The firm stated that approximately three months after Rubin Ultra's unveiling at this year's GTC, NVIDIA adjusted the original plan for the chip, which was initially designed with 4 compute dies. The scale of the new version is significantly reduced compared to the original design, attributed to difficulties in advanced packaging manufacturing.
SemiAnalysis believes that the downsizing of Rubin Ultra itself is less noteworthy than the shift in the competitive landscape it reflects. The firm points out that over the past year, NVIDIA's biggest competitive pressure has no longer just come from traditional GPU players like AMD. A growing number of hyperscale cloud providers and AI model companies have started adopting custom ASICs, building specialized chip systems for specific scenarios like training or inference.

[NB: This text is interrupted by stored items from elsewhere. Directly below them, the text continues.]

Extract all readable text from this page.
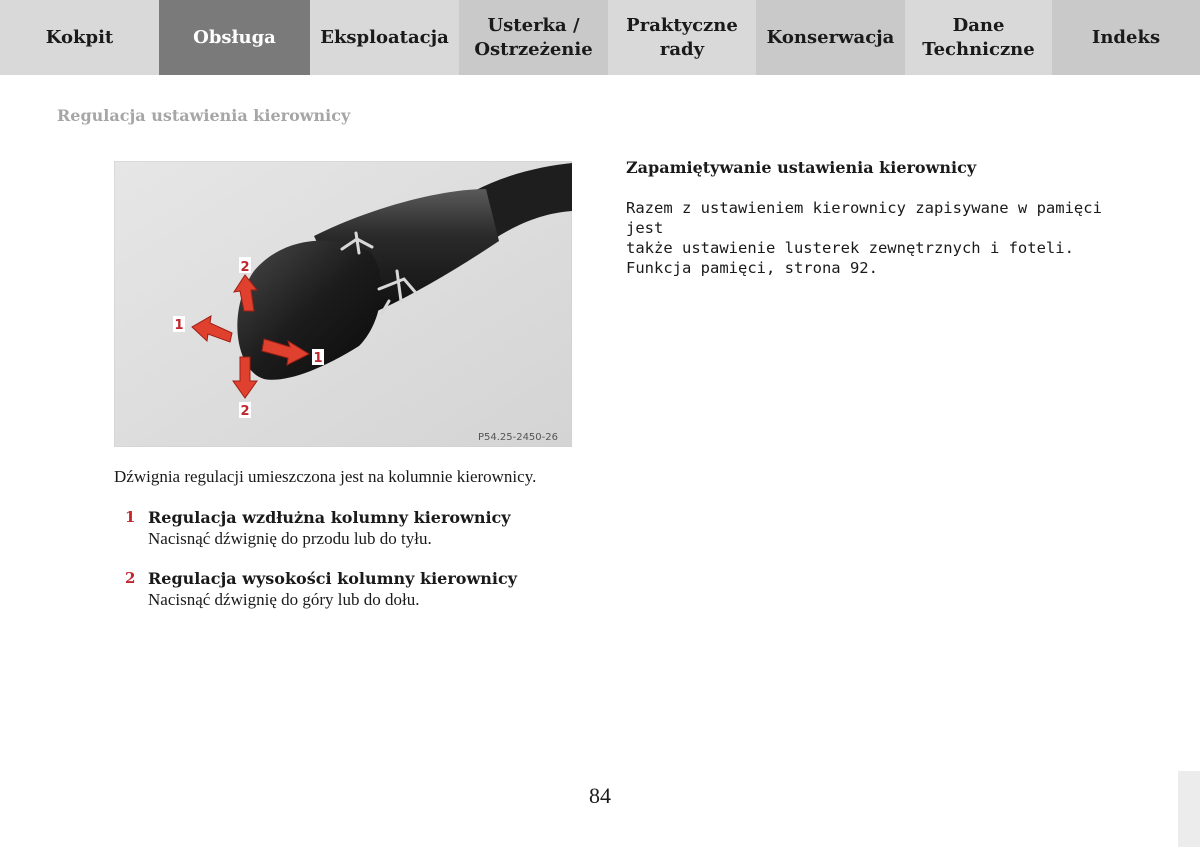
Kokpit	Obsługa Eksploatacja
Usterka /
Ostrzeżenie
Praktyczne
rady
Konserwacja
Dane
Techniczne
Indeks
Regulacja ustawienia kierownicy
1
2
2
1
P54.25-2450-26
Dźwignia regulacji umieszczona jest na kolumnie kierownicy.
1 Regulacja wzdłużna kolumny kierownicy
Nacisnąć dźwignię do przodu lub do tyłu.
2 Regulacja wysokości kolumny kierownicy
Nacisnąć dźwignię do góry lub do dołu.
Zapamiętywanie ustawienia kierownicy

Razem z ustawieniem kierownicy zapisywane w pamięci jest
także ustawienie lusterek zewnętrznych i foteli.
Funkcja pamięci, strona 92.

84
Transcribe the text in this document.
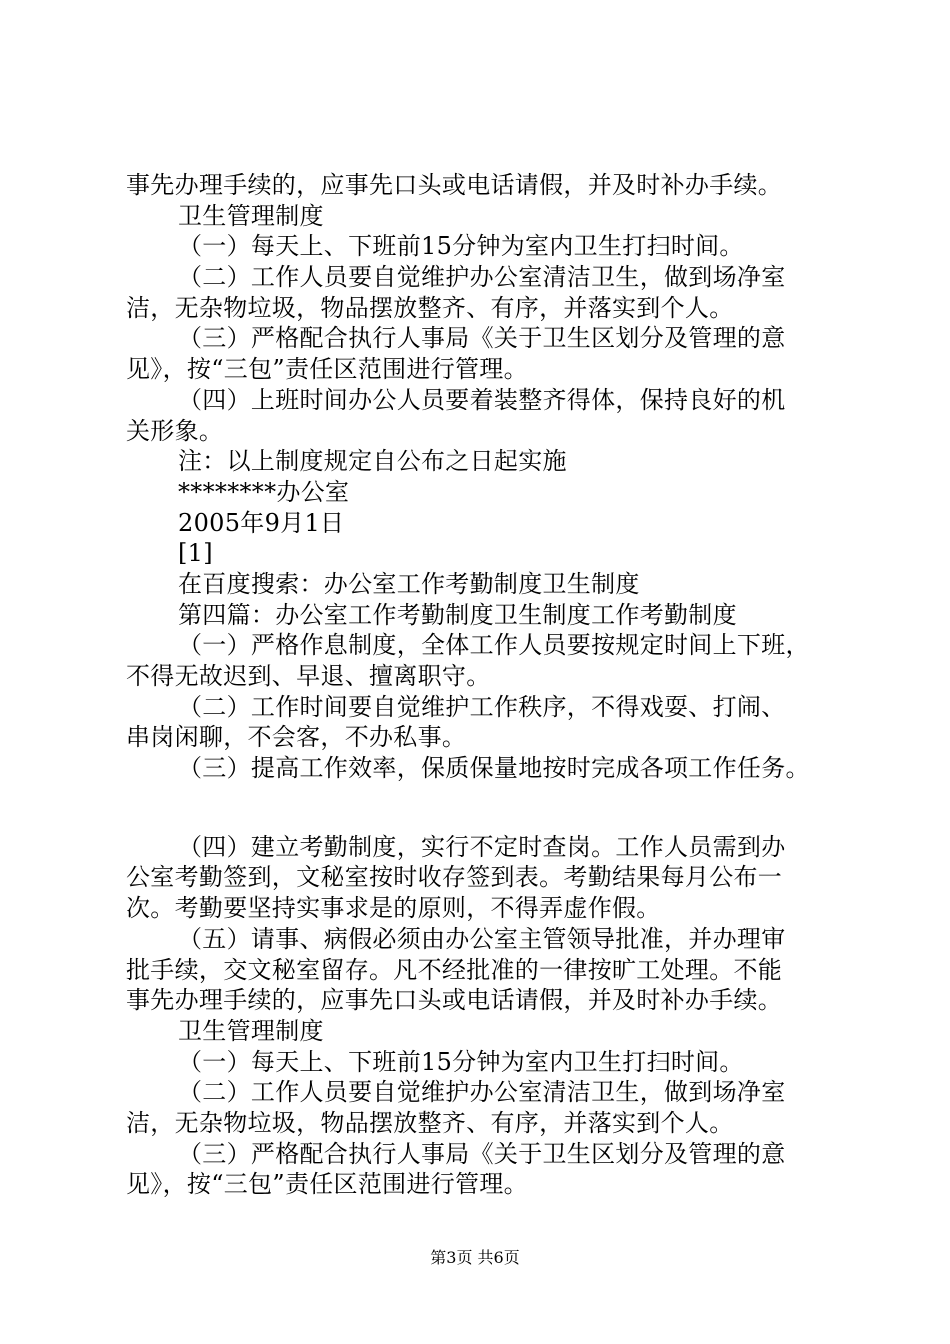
事先办理手续的，应事先口头或电话请假，并及时补办手续。
卫生管理制度
（一）每天上、下班前15分钟为室内卫生打扫时间。
（二）工作人员要自觉维护办公室清洁卫生，做到场净室
洁，无杂物垃圾，物品摆放整齐、有序，并落实到个人。
（三）严格配合执行人事局《关于卫生区划分及管理的意
见》，按“三包”责任区范围进行管理。
（四）上班时间办公人员要着装整齐得体，保持良好的机
关形象。
注：以上制度规定自公布之日起实施
********办公室
2005年9月1日
[1]
在百度搜索：办公室工作考勤制度卫生制度
第四篇：办公室工作考勤制度卫生制度工作考勤制度
（一）严格作息制度，全体工作人员要按规定时间上下班，
不得无故迟到、早退、擅离职守。
（二）工作时间要自觉维护工作秩序，不得戏耍、打闹、
串岗闲聊，不会客，不办私事。
（三）提高工作效率，保质保量地按时完成各项工作任务。
（四）建立考勤制度，实行不定时查岗。工作人员需到办
公室考勤签到，文秘室按时收存签到表。考勤结果每月公布一
次。考勤要坚持实事求是的原则，不得弄虚作假。
（五）请事、病假必须由办公室主管领导批准，并办理审
批手续，交文秘室留存。凡不经批准的一律按旷工处理。不能
事先办理手续的，应事先口头或电话请假，并及时补办手续。
卫生管理制度
（一）每天上、下班前15分钟为室内卫生打扫时间。
（二）工作人员要自觉维护办公室清洁卫生，做到场净室
洁，无杂物垃圾，物品摆放整齐、有序，并落实到个人。
（三）严格配合执行人事局《关于卫生区划分及管理的意
见》，按“三包”责任区范围进行管理。
第3页 共6页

For example, Anthropic currently operates a multi-platform compute architecture comprising Google's TPUs, Amazon's Trainium, and NVIDIA's GPUs. A significant portion of Claude model training runs on TPU platforms, while Claude Code inference is increasingly deployed on Trainium. NVIDIA GPUs are more tasked with general-purpose computing for cutting-edge research. SemiAnalysis notes that a year ago, the growth of TPU and Trainium to their current scale would have been hard to imagine, but now the CUDA moat is being slowly eroded.